Die Europäer weisen die Kritik zurück. Sie berufen sich auf eine schwache juristische Basis, die die Verfolgung zahlreicher Verdächtiger von der Liste nicht zulasse. Auch deutsche Ermittler halten die Rüge für ungerechtfertigt. Die Daten der Uno-Liste reichen nach Angaben von Josef Geißdörfer, Leiter des Dezernats Finanzermittlungen beim bayerischen LKA, nicht aus, um die angegebenen Personen auf Fahndungslisten zu setzen. Oft seien die Schreibweisen der Namen nicht eindeutig, es fehlten Geburtsdatum und-ort der Beschuldigten und auch seien die Anschuldigungen nicht immer klar formuliert oder bewiesen. Die deutschen Fahnder verweisen zudem darauf, dass zahlreiche Gesetze verabschiedet worden seien. Vieles davon werde aber erst in den kommenden Monaten greifen.

Kundendaten auf verdächtige Bewegungen untersuchen


Das gilt auch für eine Anordnung der Bundesregierung an die Banken: Im Rahmen der Leitlinien der Financial Action Task Force (FATF) der OECD müssen die Banken alle Kundendaten für die Ermittlungsbehörden in leicht zugänglichen Datenbanken zusammenstellen und mit internen Computersystemen alle Transaktionen auf verdächtige Bewegungen untersuchen. Das setzen die Banken jetzt um. Auch eine Stelle zur Koordinierung der Verdachtsanzeigen (Financial Intelligence Unit) über die Bundesländer hinweg ist beim Bundeskriminalamt erst jetzt eingerichtet worden.

Die Verdachtsanzeigen für Geldwäsche und Finanzierung des Terrors haben seit dem 11. September deutlich zugenommen. "Die Banken bemühen sich", resümiert Geißdörfer wie auch Jürgen Kayser, Leiter des Dezernats Finanzermittlungen beim LKA Nordrhein-Westfalen. Deutschlandweit habe es in 2001 rund 9 500 Verdachtsanzeigen und Hinweise auf Geldwäsche und Terrorfinanzierung gegeben, im ersten Halbjahr 2002 seien es schon 5 280 gewesen, sagt Geißdörfer.

Geldströme fließen an den Banken vorbei


Besondere Probleme bereitet nach wie vor die Tatsache, dass Terrororganisationen ihre Geldströme an den Banken vorbei organisieren - etwa über das so genannte Hawala-Banking, eine im arabischen Raum verbreitete informelle Form der Überweisung ohne schriftliche Belege. Die deutsche Finanzaufsicht lässt Hawala-Systeme zu, sofern sie sich lizenzieren lassen.

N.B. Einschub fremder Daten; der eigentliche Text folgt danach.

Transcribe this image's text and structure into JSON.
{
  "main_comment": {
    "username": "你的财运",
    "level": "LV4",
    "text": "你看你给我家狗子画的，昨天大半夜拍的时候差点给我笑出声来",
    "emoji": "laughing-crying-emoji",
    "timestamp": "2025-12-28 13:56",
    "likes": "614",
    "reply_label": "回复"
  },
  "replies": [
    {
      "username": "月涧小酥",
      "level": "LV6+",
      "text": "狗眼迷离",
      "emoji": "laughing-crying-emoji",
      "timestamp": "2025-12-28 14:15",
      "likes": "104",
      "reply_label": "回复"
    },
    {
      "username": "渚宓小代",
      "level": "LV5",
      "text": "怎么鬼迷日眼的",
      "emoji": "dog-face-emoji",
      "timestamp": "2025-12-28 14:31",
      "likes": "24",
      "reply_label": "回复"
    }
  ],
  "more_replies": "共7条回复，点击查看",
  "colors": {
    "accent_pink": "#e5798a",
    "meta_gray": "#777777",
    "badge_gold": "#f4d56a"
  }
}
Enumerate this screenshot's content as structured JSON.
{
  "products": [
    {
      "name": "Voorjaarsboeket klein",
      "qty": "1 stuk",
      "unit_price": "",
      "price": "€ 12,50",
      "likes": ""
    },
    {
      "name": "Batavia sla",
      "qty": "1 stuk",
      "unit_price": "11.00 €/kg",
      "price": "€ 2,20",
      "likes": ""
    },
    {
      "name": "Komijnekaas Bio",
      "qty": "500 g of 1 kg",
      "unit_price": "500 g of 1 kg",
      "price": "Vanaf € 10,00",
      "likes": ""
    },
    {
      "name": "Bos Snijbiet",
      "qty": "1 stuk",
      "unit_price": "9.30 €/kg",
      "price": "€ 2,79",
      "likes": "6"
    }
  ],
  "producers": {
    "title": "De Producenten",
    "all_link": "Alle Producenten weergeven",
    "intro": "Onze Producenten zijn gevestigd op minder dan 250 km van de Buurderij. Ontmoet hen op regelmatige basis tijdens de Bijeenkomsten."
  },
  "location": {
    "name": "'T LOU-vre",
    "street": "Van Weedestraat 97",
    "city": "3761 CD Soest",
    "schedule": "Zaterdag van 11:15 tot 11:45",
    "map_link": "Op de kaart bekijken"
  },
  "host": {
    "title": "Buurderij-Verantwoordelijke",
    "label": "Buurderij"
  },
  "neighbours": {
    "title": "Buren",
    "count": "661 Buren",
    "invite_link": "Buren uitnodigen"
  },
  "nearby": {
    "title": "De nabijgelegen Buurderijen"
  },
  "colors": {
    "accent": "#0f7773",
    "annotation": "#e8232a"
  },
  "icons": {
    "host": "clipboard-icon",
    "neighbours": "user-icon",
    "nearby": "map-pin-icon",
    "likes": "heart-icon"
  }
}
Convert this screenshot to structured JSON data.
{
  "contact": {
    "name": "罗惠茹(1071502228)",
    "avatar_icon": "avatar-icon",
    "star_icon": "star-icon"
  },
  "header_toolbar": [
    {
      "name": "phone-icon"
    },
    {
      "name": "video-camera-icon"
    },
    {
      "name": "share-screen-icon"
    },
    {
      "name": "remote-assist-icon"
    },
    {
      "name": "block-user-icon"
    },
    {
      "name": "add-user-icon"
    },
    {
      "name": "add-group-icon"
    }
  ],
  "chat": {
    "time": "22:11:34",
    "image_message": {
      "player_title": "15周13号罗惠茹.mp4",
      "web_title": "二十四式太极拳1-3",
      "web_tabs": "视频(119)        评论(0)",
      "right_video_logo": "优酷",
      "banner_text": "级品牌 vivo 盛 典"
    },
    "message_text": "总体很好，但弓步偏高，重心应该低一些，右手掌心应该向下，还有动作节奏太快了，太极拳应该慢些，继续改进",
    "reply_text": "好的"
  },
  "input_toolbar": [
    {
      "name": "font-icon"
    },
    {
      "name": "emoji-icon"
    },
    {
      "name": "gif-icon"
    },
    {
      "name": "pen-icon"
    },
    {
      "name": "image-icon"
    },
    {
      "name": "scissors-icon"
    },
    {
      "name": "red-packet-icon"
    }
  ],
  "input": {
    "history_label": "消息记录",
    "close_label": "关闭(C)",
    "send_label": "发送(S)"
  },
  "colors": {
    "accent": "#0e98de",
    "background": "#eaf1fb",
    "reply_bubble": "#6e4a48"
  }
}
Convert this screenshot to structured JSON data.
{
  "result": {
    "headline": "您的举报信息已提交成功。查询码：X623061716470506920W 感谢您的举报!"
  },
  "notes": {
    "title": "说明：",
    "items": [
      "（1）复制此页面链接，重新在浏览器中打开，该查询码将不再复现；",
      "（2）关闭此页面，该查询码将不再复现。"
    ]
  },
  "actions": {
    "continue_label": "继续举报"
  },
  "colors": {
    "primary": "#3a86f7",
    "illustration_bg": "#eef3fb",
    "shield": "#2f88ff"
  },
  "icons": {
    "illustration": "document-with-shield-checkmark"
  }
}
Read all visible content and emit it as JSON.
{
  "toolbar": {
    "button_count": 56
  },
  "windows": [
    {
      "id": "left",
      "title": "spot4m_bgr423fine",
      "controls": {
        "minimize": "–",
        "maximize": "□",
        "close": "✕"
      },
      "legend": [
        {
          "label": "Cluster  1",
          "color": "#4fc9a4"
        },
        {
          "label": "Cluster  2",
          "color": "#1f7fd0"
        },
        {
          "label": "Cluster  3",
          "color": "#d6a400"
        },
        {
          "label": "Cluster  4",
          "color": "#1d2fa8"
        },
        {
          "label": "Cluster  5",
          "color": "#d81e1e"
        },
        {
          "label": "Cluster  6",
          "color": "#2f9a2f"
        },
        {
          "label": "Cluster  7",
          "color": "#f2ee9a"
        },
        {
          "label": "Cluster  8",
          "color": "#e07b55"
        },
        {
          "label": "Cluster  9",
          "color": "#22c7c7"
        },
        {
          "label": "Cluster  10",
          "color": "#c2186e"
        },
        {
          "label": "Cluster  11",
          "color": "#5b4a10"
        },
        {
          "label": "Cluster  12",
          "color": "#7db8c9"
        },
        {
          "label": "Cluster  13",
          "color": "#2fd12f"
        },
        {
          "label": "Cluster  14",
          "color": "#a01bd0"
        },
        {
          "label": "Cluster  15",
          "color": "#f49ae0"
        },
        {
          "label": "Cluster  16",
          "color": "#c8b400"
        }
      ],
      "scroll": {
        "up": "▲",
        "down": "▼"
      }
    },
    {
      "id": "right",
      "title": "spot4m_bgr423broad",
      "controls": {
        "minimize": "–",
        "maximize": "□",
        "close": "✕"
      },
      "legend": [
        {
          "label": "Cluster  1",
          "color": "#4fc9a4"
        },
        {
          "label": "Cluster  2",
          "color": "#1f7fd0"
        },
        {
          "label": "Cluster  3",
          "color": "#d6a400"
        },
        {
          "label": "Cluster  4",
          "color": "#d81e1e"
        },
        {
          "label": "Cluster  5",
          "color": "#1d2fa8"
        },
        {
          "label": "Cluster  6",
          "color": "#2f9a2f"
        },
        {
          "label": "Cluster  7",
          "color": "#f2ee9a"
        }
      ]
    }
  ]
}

Ohnehin hat bin Ladens Gefolge weitere Möglichkeiten, die gesetzlichen Finanz-Blockaden zu umgehen. So moniert die Uno, dass Terroristen ungehindert Aktiva in Edelmetalle und-steine umtauschen, um Transfers ungestört durchführen zu können. So sollen El-Kaida-Mitglieder Einnahmen aus Drogengeschäften in Gold umgesetzt und von Pakistan in den Sudan verschifft haben, berichten US-Medien.